Dengan semakin berkembangnya zaman maka kebudayaan wayang semakin memudar, karena kreatifitas para seniman pendalangan tak berkembang lagi dan bahkan mengalami kemerosotan mutu seni yang drastis. Contohnya : hal-hal yang justru bersifat hibiran semata-mata, mendapat sambutan meriah dari penonton, ramai dan lucu. Akibatnya, seni pendalangan mengalami kemerosotan dan semakin parah dengan mengorbankan nilai-nilai estetis dari seni pendalangan itu sendiri.
Sebab-sebab terjadinya penyimpangan tersebut adalah :
  1. Kekhawatiran para pendalang yang akan kehilangan sumber mata pencahariannya.
  2. Mahalnya harga untuk mengadakan pertunjukan wayang kulit.

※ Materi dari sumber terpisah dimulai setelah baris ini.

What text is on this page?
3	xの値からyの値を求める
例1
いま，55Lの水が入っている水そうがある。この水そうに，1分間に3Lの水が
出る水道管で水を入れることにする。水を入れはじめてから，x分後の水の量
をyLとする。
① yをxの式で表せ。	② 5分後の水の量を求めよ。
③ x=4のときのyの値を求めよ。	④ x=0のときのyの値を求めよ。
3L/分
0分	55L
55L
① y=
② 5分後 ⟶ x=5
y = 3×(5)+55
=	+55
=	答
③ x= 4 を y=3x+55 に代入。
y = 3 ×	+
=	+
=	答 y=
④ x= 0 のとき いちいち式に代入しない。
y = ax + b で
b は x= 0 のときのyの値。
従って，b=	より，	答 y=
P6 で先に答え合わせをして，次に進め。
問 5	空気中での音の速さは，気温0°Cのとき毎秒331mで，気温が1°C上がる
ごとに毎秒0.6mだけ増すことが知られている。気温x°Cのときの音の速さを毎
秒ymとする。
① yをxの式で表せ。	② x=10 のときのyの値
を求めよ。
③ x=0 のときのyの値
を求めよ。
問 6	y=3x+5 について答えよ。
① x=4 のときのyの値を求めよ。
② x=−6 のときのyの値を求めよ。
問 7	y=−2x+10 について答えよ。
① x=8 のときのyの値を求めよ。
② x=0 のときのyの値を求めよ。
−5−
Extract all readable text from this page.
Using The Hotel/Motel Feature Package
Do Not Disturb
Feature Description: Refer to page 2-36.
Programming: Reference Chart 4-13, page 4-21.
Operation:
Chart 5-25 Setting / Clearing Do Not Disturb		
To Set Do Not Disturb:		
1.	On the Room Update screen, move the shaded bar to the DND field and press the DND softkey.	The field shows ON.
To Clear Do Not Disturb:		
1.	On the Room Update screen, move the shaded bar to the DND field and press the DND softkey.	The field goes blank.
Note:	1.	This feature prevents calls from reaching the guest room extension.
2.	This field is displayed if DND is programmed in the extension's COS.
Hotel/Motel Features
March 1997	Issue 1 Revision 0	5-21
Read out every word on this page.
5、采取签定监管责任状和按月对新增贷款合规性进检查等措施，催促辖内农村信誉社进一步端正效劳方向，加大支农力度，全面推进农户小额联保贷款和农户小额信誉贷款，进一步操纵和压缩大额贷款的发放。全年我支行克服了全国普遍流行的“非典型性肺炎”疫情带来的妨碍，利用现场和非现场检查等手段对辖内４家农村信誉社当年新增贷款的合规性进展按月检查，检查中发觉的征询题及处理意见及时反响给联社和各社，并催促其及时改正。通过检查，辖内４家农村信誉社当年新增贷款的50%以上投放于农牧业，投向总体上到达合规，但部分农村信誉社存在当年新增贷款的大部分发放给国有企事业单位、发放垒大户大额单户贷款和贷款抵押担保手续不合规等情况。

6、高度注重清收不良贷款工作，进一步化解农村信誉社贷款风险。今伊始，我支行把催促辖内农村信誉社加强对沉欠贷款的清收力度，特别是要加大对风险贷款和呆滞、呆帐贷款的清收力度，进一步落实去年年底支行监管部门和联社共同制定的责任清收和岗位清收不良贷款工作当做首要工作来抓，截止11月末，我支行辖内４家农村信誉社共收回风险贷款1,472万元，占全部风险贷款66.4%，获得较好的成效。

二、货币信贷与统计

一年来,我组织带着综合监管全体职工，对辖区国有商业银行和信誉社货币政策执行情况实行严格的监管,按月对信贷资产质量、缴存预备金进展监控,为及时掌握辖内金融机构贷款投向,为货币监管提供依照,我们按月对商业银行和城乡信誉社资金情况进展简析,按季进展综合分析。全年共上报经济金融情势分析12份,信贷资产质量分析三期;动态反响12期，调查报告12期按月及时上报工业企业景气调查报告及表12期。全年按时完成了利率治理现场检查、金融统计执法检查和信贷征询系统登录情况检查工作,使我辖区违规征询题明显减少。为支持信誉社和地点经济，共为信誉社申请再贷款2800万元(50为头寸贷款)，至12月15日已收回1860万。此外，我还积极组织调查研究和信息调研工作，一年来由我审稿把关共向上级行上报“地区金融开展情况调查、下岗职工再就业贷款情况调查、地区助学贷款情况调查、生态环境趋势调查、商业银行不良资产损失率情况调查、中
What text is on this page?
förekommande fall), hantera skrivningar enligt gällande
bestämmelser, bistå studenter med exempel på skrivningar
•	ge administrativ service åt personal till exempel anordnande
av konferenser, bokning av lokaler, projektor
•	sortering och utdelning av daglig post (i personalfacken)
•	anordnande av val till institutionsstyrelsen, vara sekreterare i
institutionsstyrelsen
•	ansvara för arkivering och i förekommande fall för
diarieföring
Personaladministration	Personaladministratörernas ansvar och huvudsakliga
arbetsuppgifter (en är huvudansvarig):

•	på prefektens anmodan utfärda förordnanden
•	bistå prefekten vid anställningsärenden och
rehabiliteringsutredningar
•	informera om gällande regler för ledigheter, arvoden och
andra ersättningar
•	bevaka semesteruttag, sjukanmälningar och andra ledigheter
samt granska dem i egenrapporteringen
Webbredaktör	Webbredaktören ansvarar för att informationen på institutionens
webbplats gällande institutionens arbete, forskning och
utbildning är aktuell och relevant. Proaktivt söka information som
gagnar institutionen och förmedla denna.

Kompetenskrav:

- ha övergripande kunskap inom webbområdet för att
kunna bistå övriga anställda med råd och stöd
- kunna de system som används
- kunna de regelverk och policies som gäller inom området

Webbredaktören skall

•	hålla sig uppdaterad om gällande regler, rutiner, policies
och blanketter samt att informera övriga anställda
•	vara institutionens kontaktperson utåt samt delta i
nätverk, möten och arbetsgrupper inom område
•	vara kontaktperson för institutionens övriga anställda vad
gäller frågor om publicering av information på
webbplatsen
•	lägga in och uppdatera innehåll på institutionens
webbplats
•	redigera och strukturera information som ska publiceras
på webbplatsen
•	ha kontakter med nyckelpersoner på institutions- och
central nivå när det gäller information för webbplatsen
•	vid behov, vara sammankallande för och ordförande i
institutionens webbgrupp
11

  3. Tidak semua orang jawa tertarik padfa kesenian wayang kulit.
  4. Pengaruh media massa dan privasi perusahaan televise setelah jatuhnya Soeharto, wayang kulit itu. Secara langsung tayangkan pada masyarakat hampir setiap malam melalui televise seperti jogja TV atau melalui penyiaran radio setiap minggu.